Underneath my yellow skin

Tag Archives: attributes

Beautiful, flaws and all

In yesterday’s post, I was writing about flaws and positive attributes, then I wandered off the road as I tend to do. My main point was that we all have flaws. It’s part of being human. Think of how boring we would be if we didn’t.

There are flaws I have that I know I’m not going to change. Such as working to the back of a deadline. I will get an assignment/task done on time. However, I will get it done at the last minute possible. I do admire people who are able to do a task as soon as they get it (like pay a bill before that was all automated), but that’s not me. It caused me a lot of stress in college. Not because I didn’t get my assigments turned in on time; I did. But because I would waste the whole time before the deadline stressing about it.

I had a class in which the only grade for the whole semester was one paper at the end of said semester. That’s not entirely true. We were also graded on class participation, but that was maybe a quarter of the grade. Most of it was on one paper. The class was Psychology Through Biography. The assignment was to pick a person and write an analysis of their psychology. The professor was an older man who was very close to retirement and clearly could not give a fuck about the class. I liked him, but he was definitely a crotchety old man.

I chose Tina Turner after much consternation. I wanted to do an Asian women, but there were none of note at the time. Or rather, none for whom I could find enough resources to base a seventy-plus paper on. I also thought about seeing if I could interview a murderer–let me explain.
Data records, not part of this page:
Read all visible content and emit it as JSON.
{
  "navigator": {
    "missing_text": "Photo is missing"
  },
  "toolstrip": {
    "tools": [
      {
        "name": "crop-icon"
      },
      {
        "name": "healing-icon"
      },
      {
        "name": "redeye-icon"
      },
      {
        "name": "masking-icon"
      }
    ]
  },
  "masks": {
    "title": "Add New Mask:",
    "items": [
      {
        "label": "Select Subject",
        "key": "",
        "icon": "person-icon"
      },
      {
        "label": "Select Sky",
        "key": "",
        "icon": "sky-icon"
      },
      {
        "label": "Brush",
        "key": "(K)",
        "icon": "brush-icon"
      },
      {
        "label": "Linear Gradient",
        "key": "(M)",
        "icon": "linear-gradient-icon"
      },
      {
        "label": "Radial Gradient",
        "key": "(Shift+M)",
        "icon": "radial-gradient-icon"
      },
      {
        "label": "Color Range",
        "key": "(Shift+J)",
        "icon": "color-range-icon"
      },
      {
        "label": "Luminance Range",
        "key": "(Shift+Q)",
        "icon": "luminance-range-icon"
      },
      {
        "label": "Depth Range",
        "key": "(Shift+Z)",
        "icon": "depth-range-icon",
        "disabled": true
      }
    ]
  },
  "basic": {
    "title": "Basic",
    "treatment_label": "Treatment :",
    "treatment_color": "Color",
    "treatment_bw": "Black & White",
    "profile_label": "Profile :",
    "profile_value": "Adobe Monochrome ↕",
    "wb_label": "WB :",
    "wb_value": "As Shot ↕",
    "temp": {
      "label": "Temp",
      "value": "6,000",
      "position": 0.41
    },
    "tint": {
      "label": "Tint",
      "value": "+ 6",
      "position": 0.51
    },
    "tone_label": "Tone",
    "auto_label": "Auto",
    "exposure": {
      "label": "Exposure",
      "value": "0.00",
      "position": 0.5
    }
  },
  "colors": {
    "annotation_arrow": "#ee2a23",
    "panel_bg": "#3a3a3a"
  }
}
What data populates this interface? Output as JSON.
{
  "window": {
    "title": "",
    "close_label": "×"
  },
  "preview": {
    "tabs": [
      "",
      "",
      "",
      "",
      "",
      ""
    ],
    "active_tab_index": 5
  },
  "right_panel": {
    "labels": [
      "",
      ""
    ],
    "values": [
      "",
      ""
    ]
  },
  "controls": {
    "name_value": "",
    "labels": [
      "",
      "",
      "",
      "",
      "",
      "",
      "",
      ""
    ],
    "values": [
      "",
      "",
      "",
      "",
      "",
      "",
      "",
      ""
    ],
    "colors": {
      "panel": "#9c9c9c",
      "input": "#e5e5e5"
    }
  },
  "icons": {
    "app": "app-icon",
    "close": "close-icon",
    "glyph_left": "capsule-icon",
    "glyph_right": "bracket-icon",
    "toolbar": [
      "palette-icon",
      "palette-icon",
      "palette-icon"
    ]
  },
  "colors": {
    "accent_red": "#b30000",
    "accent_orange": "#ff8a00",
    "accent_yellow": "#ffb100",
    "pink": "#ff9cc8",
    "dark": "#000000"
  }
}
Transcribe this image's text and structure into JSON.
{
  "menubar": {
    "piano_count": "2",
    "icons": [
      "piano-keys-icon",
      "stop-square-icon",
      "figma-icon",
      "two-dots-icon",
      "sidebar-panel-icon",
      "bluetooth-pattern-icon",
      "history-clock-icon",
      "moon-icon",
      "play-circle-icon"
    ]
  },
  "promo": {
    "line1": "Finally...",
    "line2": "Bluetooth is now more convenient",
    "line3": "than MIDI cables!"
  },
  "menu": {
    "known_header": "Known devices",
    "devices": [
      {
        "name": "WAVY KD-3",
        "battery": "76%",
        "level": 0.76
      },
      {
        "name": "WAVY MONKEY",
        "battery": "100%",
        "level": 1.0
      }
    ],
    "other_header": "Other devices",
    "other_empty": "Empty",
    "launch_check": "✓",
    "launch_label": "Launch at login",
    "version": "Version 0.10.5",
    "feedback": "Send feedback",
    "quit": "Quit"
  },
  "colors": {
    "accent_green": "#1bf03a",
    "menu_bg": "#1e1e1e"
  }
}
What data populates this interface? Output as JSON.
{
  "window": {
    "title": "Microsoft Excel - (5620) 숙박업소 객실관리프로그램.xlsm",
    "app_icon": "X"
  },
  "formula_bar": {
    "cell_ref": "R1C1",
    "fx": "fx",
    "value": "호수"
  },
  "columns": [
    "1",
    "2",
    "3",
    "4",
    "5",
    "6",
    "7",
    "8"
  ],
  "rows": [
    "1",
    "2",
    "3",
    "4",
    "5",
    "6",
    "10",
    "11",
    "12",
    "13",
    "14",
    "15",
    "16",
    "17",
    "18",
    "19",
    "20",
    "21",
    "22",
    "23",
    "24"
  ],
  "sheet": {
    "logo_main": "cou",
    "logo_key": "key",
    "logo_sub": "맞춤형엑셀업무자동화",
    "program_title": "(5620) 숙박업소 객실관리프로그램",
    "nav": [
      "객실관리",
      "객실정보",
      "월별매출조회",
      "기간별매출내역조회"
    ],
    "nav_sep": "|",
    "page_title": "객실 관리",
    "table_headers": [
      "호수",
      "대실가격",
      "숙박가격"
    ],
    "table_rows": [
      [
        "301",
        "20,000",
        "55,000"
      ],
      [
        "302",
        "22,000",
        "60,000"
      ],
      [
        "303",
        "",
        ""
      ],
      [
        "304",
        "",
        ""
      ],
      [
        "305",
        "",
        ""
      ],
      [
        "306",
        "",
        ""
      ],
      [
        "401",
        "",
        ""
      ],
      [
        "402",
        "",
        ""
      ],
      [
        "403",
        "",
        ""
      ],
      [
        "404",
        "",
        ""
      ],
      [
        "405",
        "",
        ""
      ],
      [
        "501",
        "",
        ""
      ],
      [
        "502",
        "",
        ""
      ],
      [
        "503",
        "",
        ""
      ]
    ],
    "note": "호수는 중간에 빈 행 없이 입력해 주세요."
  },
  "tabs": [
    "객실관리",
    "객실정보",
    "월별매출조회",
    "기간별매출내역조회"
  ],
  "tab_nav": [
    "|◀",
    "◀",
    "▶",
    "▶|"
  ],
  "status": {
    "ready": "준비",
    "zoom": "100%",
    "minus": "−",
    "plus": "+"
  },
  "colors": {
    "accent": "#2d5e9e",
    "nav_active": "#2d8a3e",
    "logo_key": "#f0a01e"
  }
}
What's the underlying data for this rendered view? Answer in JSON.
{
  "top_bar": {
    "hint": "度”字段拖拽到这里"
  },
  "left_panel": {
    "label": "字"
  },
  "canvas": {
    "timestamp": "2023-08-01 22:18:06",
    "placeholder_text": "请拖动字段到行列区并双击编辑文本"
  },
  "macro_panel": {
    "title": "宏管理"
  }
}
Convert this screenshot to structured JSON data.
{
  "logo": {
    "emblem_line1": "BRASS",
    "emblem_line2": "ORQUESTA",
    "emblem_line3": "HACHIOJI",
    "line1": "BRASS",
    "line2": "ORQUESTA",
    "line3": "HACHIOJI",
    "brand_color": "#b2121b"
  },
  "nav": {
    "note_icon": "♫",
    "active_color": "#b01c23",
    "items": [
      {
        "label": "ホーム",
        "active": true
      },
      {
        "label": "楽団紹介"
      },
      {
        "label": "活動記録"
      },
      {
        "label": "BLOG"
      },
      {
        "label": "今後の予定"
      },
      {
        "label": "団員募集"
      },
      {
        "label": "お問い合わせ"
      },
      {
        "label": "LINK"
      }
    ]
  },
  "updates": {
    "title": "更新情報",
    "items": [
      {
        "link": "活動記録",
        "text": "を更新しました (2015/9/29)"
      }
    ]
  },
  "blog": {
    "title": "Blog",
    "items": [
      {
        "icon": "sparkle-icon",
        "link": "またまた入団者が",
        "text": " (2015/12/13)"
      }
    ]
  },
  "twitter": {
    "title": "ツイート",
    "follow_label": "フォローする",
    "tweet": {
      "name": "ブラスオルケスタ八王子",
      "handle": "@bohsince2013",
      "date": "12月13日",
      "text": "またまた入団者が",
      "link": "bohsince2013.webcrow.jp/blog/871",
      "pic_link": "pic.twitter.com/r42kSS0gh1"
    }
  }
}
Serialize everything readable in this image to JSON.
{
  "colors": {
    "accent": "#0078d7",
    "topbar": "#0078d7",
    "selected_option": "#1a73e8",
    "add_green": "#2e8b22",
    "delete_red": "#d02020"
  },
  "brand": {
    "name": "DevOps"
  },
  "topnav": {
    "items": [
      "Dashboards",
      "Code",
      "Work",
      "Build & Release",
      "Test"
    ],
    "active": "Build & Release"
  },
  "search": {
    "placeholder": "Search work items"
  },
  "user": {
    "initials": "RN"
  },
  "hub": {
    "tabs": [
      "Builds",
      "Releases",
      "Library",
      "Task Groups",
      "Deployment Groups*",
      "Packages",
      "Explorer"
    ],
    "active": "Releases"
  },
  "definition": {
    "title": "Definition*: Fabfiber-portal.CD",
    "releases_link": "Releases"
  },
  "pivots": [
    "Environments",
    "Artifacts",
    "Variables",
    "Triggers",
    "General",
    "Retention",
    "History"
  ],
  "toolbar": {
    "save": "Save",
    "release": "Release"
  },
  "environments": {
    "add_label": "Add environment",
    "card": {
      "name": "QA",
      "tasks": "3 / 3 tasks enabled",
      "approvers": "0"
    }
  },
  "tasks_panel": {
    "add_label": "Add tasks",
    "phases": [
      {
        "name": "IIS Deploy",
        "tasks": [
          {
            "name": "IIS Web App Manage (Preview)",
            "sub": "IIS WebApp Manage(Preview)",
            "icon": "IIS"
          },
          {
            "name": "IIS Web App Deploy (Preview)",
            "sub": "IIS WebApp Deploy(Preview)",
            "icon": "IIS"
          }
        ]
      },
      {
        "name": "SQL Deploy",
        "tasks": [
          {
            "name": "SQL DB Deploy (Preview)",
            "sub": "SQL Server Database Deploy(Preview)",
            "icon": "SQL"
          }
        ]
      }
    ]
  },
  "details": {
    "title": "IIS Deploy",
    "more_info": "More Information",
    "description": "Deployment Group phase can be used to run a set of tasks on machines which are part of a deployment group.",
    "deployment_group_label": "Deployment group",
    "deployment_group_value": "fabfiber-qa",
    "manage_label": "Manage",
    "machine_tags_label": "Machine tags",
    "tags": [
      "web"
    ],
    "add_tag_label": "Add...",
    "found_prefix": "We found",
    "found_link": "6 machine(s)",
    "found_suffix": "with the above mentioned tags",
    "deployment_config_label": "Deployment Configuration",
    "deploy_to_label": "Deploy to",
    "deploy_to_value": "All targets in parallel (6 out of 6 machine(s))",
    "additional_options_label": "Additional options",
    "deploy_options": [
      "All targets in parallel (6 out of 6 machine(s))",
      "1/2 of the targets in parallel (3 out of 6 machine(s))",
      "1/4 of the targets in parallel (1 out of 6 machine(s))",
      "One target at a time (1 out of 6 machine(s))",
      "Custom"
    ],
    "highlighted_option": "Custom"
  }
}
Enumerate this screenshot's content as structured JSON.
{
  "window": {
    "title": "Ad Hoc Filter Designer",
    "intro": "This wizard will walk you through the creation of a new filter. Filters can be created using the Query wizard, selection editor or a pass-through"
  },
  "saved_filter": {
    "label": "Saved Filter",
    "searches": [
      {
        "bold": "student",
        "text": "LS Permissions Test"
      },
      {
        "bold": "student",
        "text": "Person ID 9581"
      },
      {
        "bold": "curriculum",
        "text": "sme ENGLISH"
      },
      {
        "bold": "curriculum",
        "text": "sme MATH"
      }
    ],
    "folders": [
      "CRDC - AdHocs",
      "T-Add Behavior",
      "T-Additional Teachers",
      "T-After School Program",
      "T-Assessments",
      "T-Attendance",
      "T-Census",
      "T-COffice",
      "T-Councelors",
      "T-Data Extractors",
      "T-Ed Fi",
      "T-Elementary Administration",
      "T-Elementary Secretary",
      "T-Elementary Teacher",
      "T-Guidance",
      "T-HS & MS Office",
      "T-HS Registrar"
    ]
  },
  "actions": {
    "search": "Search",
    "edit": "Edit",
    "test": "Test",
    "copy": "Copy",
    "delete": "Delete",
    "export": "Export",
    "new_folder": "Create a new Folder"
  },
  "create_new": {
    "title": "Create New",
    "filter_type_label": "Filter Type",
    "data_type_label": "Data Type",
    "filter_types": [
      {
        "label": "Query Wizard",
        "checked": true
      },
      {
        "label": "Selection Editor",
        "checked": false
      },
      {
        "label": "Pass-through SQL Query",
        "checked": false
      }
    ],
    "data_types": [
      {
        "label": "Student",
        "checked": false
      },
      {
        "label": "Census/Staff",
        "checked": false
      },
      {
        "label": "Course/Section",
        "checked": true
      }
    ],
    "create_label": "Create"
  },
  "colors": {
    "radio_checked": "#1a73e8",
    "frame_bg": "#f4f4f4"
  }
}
At the time, there was a young black man (who went to my high school, by the way, when I did) who killed a gay senator and another gay man–and he wrote a manifesto about how much he hated gay men for spreading AIDS. He believed he had it himself, but it was never proven if he did or not (the fact that he’s sitting in a jail cell decades later says, probably not). He had been a student at Bethel College, a very Christian college, and he was clearly troubled. He had not shown that in high school, but he was strange–and that’s not me saying taht in retrospect.

I wanted to interview him, but I could not swing that, obviously. I decided Tina Turner would be an interesting case study because of her tragic history, but also because she was a woman of color in a time when that was not acceptable. More to the point, she was clearly sexual and had no qualms about showcasing t hat. Now, a conscientious student would have started researching in a month or so, then written the paper over the semester. I was not that conscientious student. I was and am very smart. Learning is easy for me, for the most part. This is both a blessing and a curse. It’s a blessing for obvious reasons, but it’s a curse because I rest on my laurels. I’m trying to not say I’m sazy so much, but, well, it’s not far from wrong.